THIS POST HAS BEEN UPDATED:
Okay, according to the Washington Post, Georgie Boy Pudding and Lies fibs ... again. (All boldface is mine.)
On May 29, 2003, 50 days after the fall of Baghdad, President Bush proclaimed a fresh victory for his administration in Iraq: Two small trailers captured by U.S. and Kurdish troops had turned out to be long-sought mobile "biological laboratories." He declared, "We have found the weapons of mass destruction."
The claim, repeated by top administration officials for months afterward, was hailed at the time as a vindication of the decision to go to war. But even as Bush spoke, U.S. intelligence officials possessed powerful evidence that it was not true.
A secret fact-finding mission to Iraq - not made public until now - had already concluded that the trailers had nothing to do with biological weapons. Leaders of the Pentagon-sponsored mission transmitted their unanimous findings to Washington in a field report on May 27, 2003, two days before the president's statement.

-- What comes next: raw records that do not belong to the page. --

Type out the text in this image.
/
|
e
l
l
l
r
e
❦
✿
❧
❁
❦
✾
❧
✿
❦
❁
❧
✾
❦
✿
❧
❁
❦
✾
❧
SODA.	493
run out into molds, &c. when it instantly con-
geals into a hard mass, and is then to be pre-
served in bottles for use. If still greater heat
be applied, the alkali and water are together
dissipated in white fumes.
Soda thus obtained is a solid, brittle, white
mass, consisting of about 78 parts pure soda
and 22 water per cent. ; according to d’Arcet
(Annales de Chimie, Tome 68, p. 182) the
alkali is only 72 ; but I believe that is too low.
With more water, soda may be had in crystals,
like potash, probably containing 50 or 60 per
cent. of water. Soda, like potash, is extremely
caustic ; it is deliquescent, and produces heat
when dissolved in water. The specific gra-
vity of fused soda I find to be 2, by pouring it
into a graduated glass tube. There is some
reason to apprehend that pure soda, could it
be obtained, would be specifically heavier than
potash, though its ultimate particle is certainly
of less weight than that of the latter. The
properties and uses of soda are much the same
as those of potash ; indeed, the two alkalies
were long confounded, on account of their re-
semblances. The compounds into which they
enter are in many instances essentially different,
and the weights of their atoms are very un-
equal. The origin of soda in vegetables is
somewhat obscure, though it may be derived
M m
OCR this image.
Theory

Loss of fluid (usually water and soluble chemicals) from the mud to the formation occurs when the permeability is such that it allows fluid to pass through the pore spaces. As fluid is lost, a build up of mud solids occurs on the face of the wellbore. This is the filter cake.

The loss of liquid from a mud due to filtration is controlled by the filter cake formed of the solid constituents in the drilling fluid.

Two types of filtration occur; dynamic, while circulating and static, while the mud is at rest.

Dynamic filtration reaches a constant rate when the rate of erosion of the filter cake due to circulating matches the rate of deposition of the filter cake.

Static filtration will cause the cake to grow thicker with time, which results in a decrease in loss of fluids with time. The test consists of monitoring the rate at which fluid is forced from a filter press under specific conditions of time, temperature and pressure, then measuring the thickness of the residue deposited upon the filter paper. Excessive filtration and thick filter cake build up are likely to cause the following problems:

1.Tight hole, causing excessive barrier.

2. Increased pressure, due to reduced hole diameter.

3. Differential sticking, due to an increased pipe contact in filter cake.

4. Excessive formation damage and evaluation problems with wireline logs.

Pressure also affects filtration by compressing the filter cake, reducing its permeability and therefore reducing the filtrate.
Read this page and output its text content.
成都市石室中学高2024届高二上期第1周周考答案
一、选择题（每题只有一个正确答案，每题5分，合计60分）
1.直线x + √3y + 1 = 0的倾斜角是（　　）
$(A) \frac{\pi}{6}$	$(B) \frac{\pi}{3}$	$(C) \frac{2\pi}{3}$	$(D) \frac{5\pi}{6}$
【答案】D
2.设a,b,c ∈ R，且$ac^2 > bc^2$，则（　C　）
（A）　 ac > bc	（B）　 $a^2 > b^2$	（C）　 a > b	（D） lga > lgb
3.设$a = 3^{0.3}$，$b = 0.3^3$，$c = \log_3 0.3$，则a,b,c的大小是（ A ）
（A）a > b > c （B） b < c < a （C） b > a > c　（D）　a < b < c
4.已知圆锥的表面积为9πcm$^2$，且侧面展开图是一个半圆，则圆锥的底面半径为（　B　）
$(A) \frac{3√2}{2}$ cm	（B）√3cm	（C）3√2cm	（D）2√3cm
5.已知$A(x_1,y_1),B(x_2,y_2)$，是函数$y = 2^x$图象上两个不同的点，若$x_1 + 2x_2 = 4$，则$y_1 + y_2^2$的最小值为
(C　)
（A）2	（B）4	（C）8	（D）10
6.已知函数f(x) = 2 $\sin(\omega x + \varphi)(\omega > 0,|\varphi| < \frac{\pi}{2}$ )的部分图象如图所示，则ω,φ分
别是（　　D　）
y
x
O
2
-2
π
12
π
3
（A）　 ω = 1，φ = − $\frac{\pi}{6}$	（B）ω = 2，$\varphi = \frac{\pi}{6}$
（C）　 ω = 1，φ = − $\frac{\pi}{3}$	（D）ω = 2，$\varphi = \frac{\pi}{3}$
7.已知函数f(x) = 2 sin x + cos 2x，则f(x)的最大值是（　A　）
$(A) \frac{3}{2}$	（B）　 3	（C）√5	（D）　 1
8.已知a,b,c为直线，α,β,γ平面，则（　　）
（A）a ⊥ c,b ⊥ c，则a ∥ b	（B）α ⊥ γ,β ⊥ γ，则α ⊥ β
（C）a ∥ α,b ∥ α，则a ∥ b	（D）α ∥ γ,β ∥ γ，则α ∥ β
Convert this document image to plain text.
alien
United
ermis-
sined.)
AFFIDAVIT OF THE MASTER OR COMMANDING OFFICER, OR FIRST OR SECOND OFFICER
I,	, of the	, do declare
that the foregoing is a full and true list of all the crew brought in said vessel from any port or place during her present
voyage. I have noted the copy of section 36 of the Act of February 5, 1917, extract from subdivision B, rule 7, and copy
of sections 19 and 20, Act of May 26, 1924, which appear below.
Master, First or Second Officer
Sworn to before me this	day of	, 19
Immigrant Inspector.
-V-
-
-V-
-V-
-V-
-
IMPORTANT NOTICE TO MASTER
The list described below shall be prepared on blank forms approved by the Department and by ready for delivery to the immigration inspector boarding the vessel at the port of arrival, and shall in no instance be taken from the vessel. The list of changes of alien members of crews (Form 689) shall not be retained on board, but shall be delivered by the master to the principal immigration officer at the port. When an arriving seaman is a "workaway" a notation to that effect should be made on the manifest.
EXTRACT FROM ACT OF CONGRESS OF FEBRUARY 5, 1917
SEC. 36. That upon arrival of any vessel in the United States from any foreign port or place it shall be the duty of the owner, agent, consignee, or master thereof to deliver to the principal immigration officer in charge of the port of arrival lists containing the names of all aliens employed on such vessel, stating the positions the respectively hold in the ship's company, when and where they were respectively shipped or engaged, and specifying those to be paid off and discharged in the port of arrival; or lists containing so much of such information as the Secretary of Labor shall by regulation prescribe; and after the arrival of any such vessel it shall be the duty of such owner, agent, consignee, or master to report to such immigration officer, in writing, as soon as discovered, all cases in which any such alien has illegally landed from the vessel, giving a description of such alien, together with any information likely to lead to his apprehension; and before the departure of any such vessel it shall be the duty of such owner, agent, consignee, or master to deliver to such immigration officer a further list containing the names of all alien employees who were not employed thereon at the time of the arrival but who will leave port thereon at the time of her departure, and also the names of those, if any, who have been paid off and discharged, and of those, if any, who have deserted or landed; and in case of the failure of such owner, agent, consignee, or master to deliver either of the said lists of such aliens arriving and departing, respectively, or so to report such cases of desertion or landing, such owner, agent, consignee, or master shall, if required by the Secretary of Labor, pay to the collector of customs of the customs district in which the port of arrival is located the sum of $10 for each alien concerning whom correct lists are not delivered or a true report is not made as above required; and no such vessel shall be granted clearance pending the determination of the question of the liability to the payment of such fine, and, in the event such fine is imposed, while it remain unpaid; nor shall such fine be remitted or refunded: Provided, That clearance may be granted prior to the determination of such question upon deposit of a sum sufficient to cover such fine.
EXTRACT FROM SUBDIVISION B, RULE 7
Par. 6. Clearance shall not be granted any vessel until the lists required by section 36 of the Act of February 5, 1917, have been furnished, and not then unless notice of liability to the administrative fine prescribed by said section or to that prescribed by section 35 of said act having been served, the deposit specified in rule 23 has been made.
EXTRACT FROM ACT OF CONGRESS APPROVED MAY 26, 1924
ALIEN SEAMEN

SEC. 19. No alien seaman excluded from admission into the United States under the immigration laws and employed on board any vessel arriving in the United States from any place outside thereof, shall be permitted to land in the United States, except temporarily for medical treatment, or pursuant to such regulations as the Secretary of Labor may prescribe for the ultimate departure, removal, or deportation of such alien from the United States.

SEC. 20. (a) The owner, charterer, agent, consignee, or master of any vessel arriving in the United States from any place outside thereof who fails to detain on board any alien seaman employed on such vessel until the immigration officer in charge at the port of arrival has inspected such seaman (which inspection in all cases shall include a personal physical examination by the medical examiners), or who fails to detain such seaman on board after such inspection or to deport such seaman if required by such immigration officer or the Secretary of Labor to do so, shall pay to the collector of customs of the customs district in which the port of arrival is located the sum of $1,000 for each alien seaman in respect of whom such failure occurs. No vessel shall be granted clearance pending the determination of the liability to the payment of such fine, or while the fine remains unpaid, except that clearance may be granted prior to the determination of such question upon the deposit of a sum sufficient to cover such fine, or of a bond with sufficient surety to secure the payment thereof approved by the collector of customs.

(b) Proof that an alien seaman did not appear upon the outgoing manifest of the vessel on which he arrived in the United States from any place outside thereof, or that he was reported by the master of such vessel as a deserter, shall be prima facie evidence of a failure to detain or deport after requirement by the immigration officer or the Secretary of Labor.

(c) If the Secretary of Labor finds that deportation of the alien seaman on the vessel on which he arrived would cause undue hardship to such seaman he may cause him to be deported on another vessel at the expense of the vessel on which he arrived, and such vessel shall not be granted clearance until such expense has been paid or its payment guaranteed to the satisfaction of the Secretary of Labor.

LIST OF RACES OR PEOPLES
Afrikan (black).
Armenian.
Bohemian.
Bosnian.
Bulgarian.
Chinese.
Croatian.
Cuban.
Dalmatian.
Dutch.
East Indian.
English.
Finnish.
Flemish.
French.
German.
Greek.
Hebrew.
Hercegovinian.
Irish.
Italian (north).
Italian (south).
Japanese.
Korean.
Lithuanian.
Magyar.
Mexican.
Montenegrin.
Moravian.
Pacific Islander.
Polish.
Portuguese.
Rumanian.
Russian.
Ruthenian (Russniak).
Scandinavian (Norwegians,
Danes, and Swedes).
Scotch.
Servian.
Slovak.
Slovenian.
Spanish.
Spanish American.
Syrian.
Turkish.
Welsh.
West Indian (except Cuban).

Here's what the preznit actually said, in an interview with Poland's TVP:
THE PRESIDENT: We found the weapons of mass destruction. We found biological laboratories. You remember when Colin Powell stood up in front of the world, and he said, Iraq has got laboratories, mobile labs to build biological weapons. They're illegal. They're against the United Nations resolutions, and we've so far discovered two. And we'll find more weapons as time goes on. But for those who say we haven't found the banned manufacturing devices or banned weapons, they're wrong, we found them.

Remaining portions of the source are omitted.